I am not sure that I know the answer, but suspect it has something to do with that wonderful quote from Walter Scott – ah, sing it, Wally! – ‘‘One hour of life, crowded to the full with glorious action, and filled with noble risks, is worth whole years of those mean observances of paltry decorum, in which men steal through existence, like sluggish waters through a marsh, without either honor or observation.’’ But how funny I should say that …
A crew in the Talisker Atlantic Challenge.
For you see, about six months ago, Sam Horsely, a 24-year-old graduate of the Shore School – thank you, I know – approached two of his closest mates from the Shore Rowing VIII back in the day, James Samuels and Rob Wells, and another rowing mate from Riverview, Louis Hugh-Jones, with an idea.
His essential pitch: ‘‘Look, seeing as you are mad rowing bastards, and I am a mad rowing bastard, why don’t we all be mad rowing bastards together and row … across the Atlantic?’’
Ah, sing it Wally, I said! Now is the time …
‘‘One hour of life, crowded to the full with glorious action, and filled with noble risks …’’
It took a little more talking but, in truth, the other three were remarkably easy to convince.
Horsley was referring to an annual race, the Talisker Whisky Atlantic Challenge, which starts in the Canary Islands in the West Indies and goes for 2550 nautical miles of ocean to finish in Antigua off the coast of Africa. Sam proposed they enter, raise money to get a covered row-boat they could both row and live in, and then raise money through sponsorships for a charity, and hopefully as much as $250,000.
James Samuels, Sam Horsley, Rob Wells and Louis Hugh-Jones.
Which charity? After discussion they go with LIVIN, devoted to ‘‘breaking the stigma surrounding mental health’’.

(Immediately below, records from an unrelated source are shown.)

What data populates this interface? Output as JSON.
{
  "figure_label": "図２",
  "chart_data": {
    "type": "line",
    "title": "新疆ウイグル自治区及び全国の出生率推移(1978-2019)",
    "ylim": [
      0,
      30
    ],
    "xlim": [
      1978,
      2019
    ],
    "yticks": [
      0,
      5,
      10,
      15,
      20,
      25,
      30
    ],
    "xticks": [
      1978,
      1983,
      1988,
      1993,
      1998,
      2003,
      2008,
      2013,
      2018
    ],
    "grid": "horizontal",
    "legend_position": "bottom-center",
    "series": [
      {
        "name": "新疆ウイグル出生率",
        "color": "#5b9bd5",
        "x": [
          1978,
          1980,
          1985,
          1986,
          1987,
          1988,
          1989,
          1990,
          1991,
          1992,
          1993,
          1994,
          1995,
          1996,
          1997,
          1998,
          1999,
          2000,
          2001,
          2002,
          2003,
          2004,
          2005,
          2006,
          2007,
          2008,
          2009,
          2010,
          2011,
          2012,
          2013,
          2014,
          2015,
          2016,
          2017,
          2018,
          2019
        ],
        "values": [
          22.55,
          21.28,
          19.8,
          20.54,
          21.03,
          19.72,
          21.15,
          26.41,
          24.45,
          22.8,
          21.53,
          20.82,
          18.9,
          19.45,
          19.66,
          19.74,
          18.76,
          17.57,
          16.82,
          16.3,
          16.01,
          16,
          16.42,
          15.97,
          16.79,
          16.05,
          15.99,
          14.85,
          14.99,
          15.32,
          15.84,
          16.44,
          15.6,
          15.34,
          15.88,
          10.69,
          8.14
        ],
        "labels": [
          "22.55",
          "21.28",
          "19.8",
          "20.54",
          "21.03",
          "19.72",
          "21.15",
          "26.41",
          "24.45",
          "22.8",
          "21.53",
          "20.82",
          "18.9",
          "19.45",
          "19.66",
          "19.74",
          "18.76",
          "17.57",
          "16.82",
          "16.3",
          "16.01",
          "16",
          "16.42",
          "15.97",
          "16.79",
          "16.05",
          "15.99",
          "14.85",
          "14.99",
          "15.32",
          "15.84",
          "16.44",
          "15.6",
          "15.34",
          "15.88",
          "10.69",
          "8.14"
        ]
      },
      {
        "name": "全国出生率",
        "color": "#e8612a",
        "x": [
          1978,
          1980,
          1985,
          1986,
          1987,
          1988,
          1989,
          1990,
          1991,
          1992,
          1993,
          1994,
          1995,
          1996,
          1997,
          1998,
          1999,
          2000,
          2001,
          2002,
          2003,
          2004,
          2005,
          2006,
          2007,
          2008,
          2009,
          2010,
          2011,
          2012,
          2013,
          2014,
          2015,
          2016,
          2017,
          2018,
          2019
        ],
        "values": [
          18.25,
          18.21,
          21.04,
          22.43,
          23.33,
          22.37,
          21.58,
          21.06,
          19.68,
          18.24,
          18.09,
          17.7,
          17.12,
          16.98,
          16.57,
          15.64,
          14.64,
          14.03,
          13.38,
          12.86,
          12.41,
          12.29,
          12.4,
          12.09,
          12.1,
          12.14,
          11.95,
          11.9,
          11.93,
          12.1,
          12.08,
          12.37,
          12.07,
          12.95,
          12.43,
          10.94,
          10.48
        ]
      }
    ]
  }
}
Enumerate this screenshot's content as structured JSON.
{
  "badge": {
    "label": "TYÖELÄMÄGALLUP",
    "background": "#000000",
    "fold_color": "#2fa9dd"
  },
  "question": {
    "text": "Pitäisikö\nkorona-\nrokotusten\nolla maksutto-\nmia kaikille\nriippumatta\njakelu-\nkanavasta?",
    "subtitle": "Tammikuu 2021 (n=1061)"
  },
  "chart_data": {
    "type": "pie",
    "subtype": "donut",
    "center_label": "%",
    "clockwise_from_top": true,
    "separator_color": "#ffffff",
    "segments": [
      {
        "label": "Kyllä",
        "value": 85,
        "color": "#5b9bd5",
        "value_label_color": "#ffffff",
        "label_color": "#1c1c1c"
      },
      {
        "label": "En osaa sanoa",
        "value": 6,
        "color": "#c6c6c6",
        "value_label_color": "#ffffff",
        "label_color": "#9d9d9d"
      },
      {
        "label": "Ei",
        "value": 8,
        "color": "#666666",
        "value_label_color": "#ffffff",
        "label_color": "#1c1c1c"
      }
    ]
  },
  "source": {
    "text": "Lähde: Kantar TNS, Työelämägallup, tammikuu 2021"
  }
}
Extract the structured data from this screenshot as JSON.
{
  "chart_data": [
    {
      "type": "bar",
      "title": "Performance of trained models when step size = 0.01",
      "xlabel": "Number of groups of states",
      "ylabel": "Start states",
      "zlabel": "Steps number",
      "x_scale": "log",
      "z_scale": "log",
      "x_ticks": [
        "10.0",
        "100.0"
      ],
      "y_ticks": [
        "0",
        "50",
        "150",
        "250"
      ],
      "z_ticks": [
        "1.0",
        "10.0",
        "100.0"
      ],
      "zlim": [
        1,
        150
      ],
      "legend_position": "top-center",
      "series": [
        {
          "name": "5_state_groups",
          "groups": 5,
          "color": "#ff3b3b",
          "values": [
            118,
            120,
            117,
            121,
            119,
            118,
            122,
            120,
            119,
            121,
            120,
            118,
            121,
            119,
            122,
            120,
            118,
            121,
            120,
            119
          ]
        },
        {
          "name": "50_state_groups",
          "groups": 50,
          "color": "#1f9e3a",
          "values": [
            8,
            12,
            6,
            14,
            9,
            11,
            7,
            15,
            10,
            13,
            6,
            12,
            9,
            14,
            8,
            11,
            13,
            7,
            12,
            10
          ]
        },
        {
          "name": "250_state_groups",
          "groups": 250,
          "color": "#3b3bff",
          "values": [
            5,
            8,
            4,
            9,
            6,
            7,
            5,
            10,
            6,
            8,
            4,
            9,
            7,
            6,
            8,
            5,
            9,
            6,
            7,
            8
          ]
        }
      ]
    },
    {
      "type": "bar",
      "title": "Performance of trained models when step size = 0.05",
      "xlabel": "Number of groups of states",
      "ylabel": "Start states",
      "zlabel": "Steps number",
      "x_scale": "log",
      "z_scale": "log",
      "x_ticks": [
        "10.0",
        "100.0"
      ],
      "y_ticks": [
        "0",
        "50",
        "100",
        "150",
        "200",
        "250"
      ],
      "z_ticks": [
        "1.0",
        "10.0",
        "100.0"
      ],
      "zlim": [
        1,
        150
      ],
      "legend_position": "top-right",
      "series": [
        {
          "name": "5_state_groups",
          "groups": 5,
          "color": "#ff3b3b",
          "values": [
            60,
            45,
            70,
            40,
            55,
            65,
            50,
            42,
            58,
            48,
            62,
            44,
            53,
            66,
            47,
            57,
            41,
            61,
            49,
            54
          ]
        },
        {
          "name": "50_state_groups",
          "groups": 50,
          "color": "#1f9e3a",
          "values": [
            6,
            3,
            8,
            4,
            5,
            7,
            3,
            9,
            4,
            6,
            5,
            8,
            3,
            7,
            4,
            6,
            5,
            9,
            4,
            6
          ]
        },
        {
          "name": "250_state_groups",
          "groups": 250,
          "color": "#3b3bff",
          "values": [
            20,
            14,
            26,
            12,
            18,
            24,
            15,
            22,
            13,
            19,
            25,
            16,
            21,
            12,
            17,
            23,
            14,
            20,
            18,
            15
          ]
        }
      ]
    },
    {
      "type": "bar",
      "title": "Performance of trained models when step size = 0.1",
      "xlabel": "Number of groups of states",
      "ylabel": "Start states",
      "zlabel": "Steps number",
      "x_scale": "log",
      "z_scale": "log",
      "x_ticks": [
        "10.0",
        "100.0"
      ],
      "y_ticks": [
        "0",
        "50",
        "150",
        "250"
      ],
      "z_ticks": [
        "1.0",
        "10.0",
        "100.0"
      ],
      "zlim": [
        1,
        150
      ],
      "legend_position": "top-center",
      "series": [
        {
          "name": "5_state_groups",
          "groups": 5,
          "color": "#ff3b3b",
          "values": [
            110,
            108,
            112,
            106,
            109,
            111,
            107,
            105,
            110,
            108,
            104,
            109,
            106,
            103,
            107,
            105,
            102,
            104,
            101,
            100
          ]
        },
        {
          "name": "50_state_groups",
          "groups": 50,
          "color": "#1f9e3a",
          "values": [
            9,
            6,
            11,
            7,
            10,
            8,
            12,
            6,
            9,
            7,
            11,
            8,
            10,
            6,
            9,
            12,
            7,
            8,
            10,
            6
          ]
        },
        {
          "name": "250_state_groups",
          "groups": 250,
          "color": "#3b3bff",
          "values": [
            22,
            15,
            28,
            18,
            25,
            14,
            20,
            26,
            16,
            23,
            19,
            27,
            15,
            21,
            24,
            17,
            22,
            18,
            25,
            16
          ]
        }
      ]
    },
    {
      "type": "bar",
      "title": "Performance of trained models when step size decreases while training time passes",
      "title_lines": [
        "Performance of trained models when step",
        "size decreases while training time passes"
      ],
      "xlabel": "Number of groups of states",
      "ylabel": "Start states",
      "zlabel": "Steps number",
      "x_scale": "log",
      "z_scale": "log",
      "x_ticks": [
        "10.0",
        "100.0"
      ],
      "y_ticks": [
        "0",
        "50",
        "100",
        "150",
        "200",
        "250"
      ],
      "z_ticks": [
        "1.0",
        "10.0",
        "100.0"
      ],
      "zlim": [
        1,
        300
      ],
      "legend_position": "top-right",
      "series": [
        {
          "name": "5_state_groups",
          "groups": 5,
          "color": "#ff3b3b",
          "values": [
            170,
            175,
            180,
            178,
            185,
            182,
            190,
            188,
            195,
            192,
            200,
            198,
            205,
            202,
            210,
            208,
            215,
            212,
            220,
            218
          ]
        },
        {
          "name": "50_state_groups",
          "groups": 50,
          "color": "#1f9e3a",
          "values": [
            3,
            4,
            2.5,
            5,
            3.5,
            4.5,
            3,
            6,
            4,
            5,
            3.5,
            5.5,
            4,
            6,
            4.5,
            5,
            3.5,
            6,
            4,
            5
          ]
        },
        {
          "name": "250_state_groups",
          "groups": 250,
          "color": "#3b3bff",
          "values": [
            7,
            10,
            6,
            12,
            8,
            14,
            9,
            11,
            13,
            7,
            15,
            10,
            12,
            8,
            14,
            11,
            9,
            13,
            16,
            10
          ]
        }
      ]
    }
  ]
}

How, specifically, will they do it? Not so easy, Campese. Two men on the oars at any given time going for two-hour shifts, while the other two rest and eat, and then change over. Do that for 24 hours a day, for about forty days and forty nights, add water – a lot of it, some of it coming in 10-metre waves – mix, and maybe, finally, call the once mighty Atlantic your pigeon.
And then they got busy.
For a boat, they’ve set their sights on a second-hand beauty, seven metres long by two metres wide, with just enough space inside for two bunks, a small kitchen and storage facilities for their food and clothing. For training with big waves, they have joined North Bondi Surf Life Saving Club and are regularly going out in their surf boats looking for curly monsters with wind whipping the spray into their face, that they can look out and not blink as they learn how to go ——upppppp, and over! – and on again.
What if it does capsize?
Don’t ask me how, but the boat is designed to right itself, and each rower will be tied to it at all times.
There are a couple of complications.
Wells, 24, who is studying to be a doctor, has a certain fear of deep water.
Samuels, a building foreman, has something called ‘‘Raynaud’s disease’’ meaning he is prone to have his hands and feet turn numb with cold, and he has a certain phobia about sharks.
Sam, an environmental and sustainability consultant, is prone to coming up with crazy ideas, which is where all the trouble started …
And Louis is a financial consultant prone to being talked into things by mad bastards!
Anyway, you get the drift. They will not be drifting. They’ll be rowing, and need money to get this show on the road, ready to race next year.
Here is the link to the fundraising page.
Go hard, gentlemen. Make Walter Scott proud.
And maybe pin that quote to a brass plaque in front of the man on watch, come the inevitable dark and stormy night when you wonder why you are doing this mad thing.